Mesmo quando existem, os estudos realizados em seres humanos sobre as vantagens dos alimentos no combate ao cancro nunca atingem o calibre dos ensaios clínicos com medicamentos. Os estudos realizados em animais são mais comuns, financeiramente comportáveis e podem ajudar-nos a perceber qual o caminho a seguir. Infelizmente, o conceito de que os ensaios realizados em ratos nada provam em relação aos seres humanos, é verdadeiro.

Por tudo isto, é essencial incentivar as fundações e as instituições públicas a financiar estudos em seres humanos sobre os benefícios dos alimentos no combate ao cancro.

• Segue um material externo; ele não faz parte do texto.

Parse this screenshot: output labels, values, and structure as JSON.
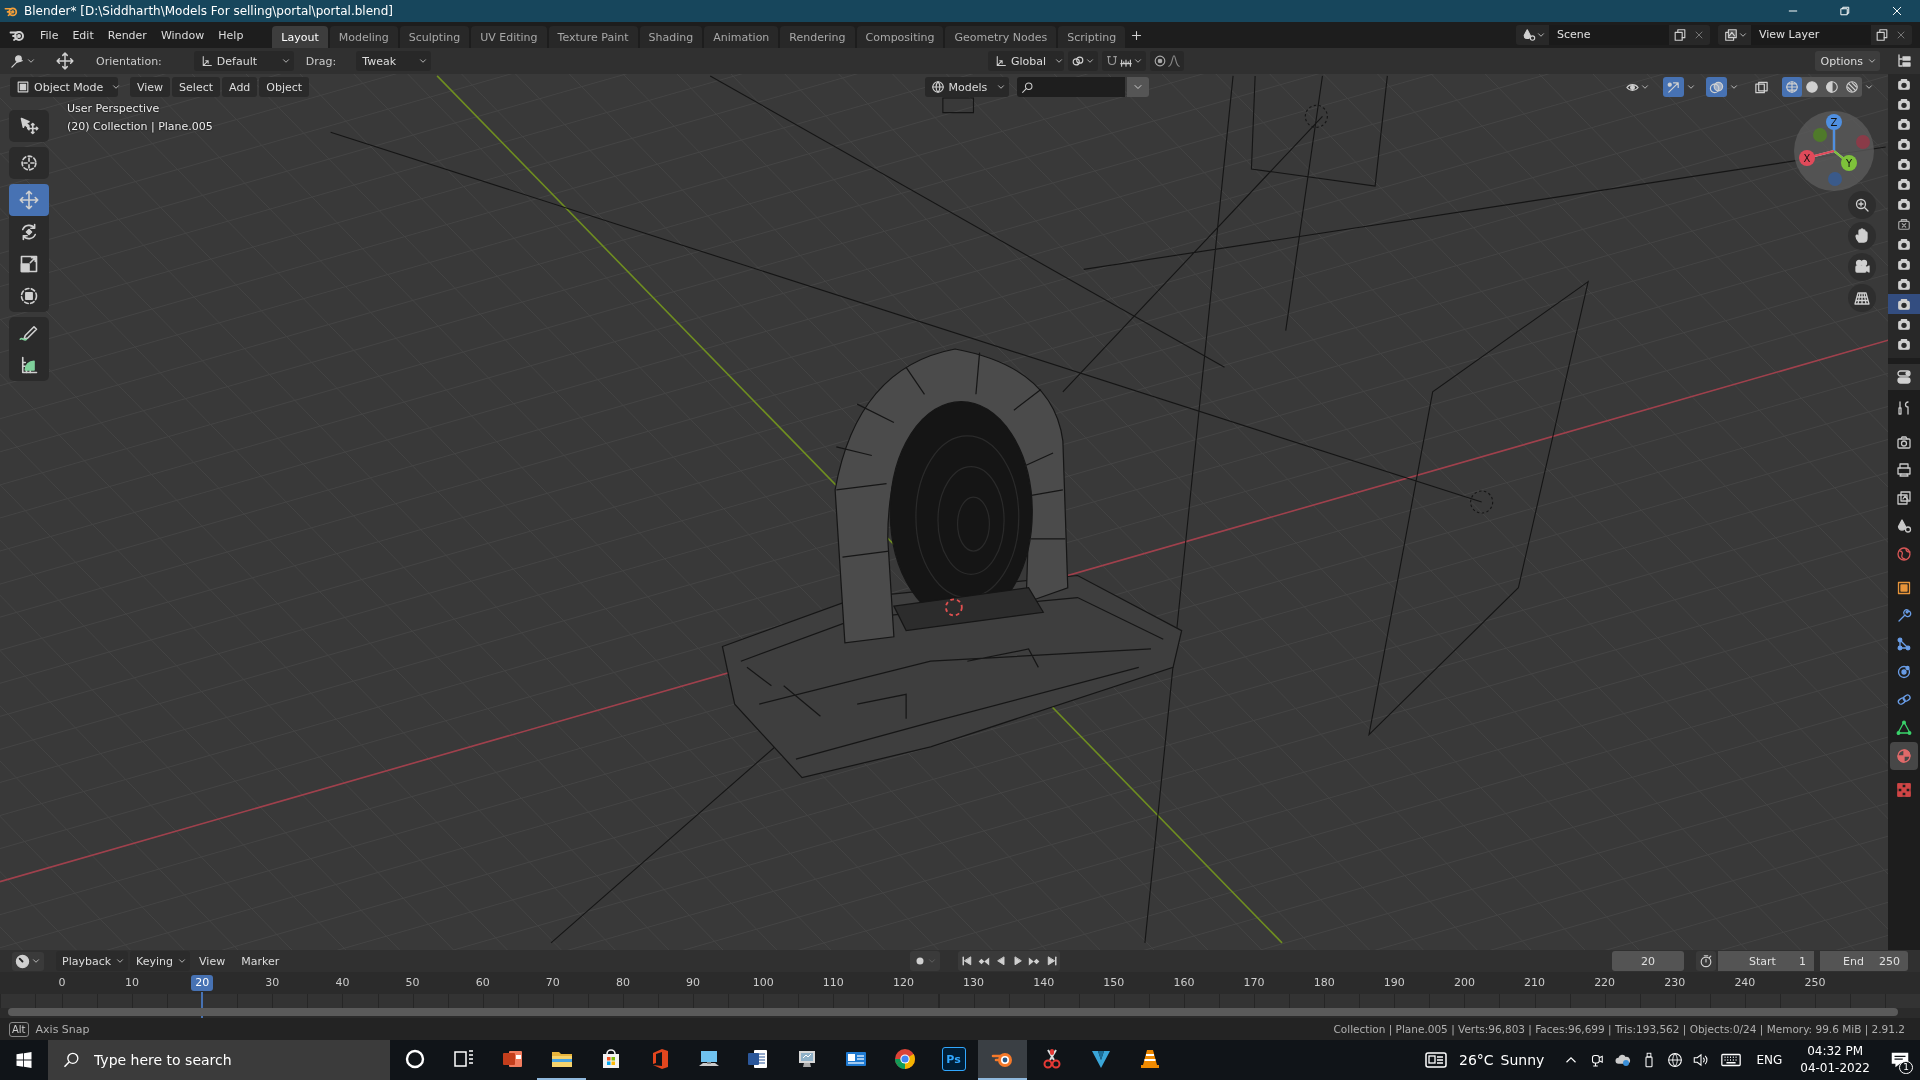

No entanto, estou convencido de que não é necessário aguardar pelos tais resultados a grande escala para começar a incluir alimentos anticancro no nosso regime alimentar. Está claramente comprovado que o tipo de alimentação que adoptei e que aqui recomendo não apresenta qualquer risco e, pelo contrário, traz benefícios para a saúde que ultrapassam largamente os seus efeitos sobre o cancro. Este tipo de alimentação pode ter efeitos benéficos sobre a artrite, doenças cardiovasculares, Alzheimer, etc.(...)»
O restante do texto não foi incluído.